In materia medica the knowledge of the Chinese was much in advance of the nations of the West, and their great herbal, entitled Pun-Isaun-Kang-Mûh, written by Le-she-chin in the middle of the sixteenth century, shows the discernment possessed by these curious people. This work consists of forty thin octavo volumes, the first three of which contain woodcuts of many of the minerals, plants, and animals referred to in the text. The woodcuts alone number 1100, and the work itself is divided into fifty-two divisions. The antiquity of the practice of medicine among the Chinese may be gathered from the fact that there exists a work entitled A Treatise from the Heart on the Small-pox, which was written during the dynasty of Icheon, B.C. 1122. In this work the eruption is described, and some kind of inoculation is also referred to as a remedy.

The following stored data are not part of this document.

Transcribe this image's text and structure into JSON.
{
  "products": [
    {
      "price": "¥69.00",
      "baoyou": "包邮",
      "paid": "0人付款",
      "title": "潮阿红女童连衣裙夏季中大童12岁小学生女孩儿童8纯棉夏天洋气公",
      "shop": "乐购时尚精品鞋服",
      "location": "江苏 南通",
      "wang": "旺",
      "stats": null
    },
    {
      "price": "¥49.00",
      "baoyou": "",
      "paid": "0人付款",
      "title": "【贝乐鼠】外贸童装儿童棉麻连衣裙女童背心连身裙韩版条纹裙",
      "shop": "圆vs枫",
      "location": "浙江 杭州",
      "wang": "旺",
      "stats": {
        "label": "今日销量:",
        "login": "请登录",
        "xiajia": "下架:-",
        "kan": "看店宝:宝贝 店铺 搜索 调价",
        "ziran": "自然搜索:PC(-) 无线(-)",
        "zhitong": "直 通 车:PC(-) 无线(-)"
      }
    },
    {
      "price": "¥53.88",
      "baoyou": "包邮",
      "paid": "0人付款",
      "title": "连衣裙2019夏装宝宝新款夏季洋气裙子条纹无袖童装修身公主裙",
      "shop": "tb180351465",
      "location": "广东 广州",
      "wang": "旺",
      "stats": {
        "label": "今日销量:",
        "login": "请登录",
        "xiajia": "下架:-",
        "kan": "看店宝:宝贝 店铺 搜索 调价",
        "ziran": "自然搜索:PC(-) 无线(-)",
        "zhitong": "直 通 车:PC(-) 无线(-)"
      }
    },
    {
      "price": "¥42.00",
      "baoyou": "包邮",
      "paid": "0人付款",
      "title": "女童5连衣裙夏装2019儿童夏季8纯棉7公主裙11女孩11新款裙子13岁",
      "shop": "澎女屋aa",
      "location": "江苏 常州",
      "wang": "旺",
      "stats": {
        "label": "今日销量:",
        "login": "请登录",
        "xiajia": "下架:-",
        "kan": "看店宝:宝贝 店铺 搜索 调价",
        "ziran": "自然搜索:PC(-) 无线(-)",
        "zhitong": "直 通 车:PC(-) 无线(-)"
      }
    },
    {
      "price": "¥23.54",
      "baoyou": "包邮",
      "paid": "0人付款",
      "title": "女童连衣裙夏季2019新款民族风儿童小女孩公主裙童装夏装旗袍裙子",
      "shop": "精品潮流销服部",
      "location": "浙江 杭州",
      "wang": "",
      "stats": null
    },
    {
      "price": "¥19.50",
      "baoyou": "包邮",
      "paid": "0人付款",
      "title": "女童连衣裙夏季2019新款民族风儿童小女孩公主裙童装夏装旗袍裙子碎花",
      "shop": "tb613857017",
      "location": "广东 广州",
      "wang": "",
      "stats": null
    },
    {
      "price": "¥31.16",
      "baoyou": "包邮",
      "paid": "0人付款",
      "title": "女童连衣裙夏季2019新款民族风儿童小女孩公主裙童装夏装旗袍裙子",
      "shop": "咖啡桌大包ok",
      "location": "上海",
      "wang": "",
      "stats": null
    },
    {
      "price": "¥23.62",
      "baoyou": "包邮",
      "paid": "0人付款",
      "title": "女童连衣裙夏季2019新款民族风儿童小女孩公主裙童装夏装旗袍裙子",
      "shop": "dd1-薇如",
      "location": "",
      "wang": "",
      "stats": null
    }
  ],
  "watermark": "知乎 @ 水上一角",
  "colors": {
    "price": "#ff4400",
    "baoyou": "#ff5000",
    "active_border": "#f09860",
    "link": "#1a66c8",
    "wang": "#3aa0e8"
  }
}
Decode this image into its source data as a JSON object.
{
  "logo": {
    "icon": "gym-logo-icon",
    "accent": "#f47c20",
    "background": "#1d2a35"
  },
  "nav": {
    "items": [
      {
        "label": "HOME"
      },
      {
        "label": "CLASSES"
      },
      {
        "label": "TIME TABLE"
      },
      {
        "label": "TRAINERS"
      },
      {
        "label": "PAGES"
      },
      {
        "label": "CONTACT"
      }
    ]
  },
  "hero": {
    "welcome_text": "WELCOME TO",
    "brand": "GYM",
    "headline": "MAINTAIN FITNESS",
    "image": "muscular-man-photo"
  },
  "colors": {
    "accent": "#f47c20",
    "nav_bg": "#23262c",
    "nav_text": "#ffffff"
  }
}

But it is to Greece that we have to look for the birth of medical art in the West, its practice by the priests being of great antiquity. The earliest record of a temple of medicine is of one erected in the Peloponnesus in the year B.C. 1130, or about fifty years after the fall of Troy. Other temples or centres of the healing art gradually sprang up, and round each of those clustered a little school of students. There were the temple of Health at Pergamus, the temple of Hygeia at Cytea, and the temples of Æsculapius at Cos and Epidamus, where the famous statue of Æsculapius stood. The father of ancient medicine, Hippocrates, graduated as a student of Cos, and Galen is said to have been at Epidamus.
It was in the temple of Æsculapius at Greece that any record of medicine was first kept, the names of diseases and their cures being registered on tablets of marble. The priests and priestesses, who were the guardians of the temple, prepared the remedies and directed their application, and thus commenced the practice of physic as a regular profession.